Find your ancestors in England & Wales, Return of Owners of Land 1873

What can these records tell me?

Known as the ‘Modern Domesday’, the Return of Owners of Land was the first comprehensive and complete picture of land ownership and distribution across England & Wales, Scotland, and Ireland since 1086.

You can find in the records -

  • Name
  • Address (will be the owner’s home address, rather than the address of the land in that county)
  • Where your ancestor owned land
  • Size of land own in that county (measured in acres, rods, and perches)
  • Value of land (gross estimated rental value)

Discover more about these records

Following the Second Reform Bill and the election of the Liberal party under William Gladstone, more questions were being asked by politicians and the electorate over the unfair distribution and use of land in the UK including the rise in rent prices resulting in the increased wealth of landowners.

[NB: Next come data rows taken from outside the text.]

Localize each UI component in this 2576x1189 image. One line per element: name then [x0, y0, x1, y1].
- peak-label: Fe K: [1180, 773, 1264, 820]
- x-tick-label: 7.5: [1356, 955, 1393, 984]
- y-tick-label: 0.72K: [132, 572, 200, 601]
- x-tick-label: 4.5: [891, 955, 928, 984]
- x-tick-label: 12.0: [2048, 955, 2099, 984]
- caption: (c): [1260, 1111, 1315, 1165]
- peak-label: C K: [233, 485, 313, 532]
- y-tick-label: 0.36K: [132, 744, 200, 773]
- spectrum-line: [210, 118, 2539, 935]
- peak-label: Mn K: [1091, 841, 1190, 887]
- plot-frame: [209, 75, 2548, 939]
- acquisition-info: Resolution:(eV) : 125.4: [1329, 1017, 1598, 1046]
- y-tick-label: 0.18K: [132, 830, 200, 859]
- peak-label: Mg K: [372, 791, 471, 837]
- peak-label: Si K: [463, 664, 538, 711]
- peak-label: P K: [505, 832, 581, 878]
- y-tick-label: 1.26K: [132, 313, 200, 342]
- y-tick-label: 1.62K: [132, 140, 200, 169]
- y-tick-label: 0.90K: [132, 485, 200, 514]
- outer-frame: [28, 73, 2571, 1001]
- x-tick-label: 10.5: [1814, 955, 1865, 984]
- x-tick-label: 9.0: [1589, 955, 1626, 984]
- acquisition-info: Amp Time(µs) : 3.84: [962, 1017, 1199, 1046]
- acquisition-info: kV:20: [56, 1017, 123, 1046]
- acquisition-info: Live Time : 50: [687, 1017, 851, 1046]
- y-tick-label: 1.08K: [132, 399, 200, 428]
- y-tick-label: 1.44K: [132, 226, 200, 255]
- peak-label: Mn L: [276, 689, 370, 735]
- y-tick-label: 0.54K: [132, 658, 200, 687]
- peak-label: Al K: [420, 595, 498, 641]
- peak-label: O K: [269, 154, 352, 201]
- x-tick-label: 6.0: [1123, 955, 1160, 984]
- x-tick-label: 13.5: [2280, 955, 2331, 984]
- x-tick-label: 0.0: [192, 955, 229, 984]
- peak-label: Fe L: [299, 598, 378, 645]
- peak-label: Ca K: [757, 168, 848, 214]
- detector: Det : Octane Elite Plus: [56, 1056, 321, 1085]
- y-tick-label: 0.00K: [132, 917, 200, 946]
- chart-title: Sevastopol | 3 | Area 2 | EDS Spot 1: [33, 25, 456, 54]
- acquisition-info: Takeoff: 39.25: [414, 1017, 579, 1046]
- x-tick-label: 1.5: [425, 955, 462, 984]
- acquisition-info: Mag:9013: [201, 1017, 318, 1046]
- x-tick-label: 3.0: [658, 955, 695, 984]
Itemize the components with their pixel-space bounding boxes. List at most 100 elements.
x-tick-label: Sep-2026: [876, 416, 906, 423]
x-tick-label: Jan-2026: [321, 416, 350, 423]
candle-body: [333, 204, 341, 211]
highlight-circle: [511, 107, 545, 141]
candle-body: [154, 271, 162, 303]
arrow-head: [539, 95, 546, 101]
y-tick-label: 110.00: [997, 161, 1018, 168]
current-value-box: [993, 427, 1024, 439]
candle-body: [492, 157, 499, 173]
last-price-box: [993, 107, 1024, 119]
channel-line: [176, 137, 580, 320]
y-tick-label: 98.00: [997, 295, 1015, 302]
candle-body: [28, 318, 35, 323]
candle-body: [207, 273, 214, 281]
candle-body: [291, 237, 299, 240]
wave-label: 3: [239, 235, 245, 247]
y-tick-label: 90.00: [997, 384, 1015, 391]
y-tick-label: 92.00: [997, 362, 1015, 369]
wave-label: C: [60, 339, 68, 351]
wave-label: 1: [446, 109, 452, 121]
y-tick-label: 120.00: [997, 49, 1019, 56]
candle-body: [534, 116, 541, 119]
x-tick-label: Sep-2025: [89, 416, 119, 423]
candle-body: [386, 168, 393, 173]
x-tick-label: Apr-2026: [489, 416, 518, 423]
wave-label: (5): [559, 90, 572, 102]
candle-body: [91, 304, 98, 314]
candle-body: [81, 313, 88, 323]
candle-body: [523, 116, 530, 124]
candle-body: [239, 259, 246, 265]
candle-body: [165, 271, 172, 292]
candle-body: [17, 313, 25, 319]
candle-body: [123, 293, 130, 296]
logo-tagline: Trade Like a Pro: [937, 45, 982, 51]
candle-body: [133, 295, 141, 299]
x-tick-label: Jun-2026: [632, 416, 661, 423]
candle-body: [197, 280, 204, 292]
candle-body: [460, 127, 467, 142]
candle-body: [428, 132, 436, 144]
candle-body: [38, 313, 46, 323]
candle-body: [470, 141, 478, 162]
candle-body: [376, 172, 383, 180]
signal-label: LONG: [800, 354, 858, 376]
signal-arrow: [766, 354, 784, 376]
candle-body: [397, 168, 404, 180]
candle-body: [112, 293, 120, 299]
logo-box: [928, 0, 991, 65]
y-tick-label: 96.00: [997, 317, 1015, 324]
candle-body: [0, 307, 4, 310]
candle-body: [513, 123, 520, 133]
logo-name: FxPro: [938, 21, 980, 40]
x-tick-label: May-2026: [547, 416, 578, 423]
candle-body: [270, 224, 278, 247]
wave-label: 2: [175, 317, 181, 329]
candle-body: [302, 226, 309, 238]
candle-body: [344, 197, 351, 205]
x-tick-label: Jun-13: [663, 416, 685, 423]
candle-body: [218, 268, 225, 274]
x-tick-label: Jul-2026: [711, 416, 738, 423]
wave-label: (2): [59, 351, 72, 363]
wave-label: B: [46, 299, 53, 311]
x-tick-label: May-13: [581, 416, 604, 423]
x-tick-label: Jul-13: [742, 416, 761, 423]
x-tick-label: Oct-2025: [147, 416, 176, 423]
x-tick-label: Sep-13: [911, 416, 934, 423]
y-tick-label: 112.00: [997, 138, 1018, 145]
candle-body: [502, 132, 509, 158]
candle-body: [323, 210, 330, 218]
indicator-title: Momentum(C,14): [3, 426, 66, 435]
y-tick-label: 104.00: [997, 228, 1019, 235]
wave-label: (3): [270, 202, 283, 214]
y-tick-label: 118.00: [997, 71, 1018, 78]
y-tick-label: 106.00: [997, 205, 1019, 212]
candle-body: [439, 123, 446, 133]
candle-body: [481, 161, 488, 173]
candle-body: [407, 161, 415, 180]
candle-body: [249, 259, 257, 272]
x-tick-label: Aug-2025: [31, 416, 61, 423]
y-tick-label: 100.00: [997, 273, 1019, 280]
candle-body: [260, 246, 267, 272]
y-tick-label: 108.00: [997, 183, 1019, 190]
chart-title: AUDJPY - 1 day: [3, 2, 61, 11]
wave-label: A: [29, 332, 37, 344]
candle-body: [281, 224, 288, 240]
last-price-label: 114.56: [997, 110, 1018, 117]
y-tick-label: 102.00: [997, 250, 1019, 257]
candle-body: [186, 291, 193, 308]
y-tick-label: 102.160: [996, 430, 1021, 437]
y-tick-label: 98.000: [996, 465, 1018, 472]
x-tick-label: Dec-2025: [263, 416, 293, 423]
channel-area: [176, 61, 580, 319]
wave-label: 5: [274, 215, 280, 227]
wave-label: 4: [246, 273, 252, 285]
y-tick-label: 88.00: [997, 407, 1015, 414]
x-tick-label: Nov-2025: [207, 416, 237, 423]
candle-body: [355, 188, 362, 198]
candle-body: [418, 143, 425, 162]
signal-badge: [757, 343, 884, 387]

John Bright, MP for Birmingham, argued that, fewer than 150 men owned half the land in England.

The assertions made by the Liberal government and MPs were challenged by the landowners including Edward Stanley, 15th Earl of Derby, who demanded that, instead of throwing around wild speculations, a comprehensive survey be carried out of the UK to ascertain the number of landowners, as well as the amount of land owned and its value.

This was agreed by the government, and in 1872, instructions were delivered to local parishes as to how to carry out the return. Local officials used parish records and valuation lists for tax and poor rates to compile the returns for each county. In England and Wales, London was excluded from this survey. Once returns were made they were returned to the government and published – England & Wales in 1875, Scotland in 1874, and Ireland in 1876.

The Returns were sold to the public and, despite being published for political reasons, became sought after reading for society. Subsequent editions were published with corrections and edits.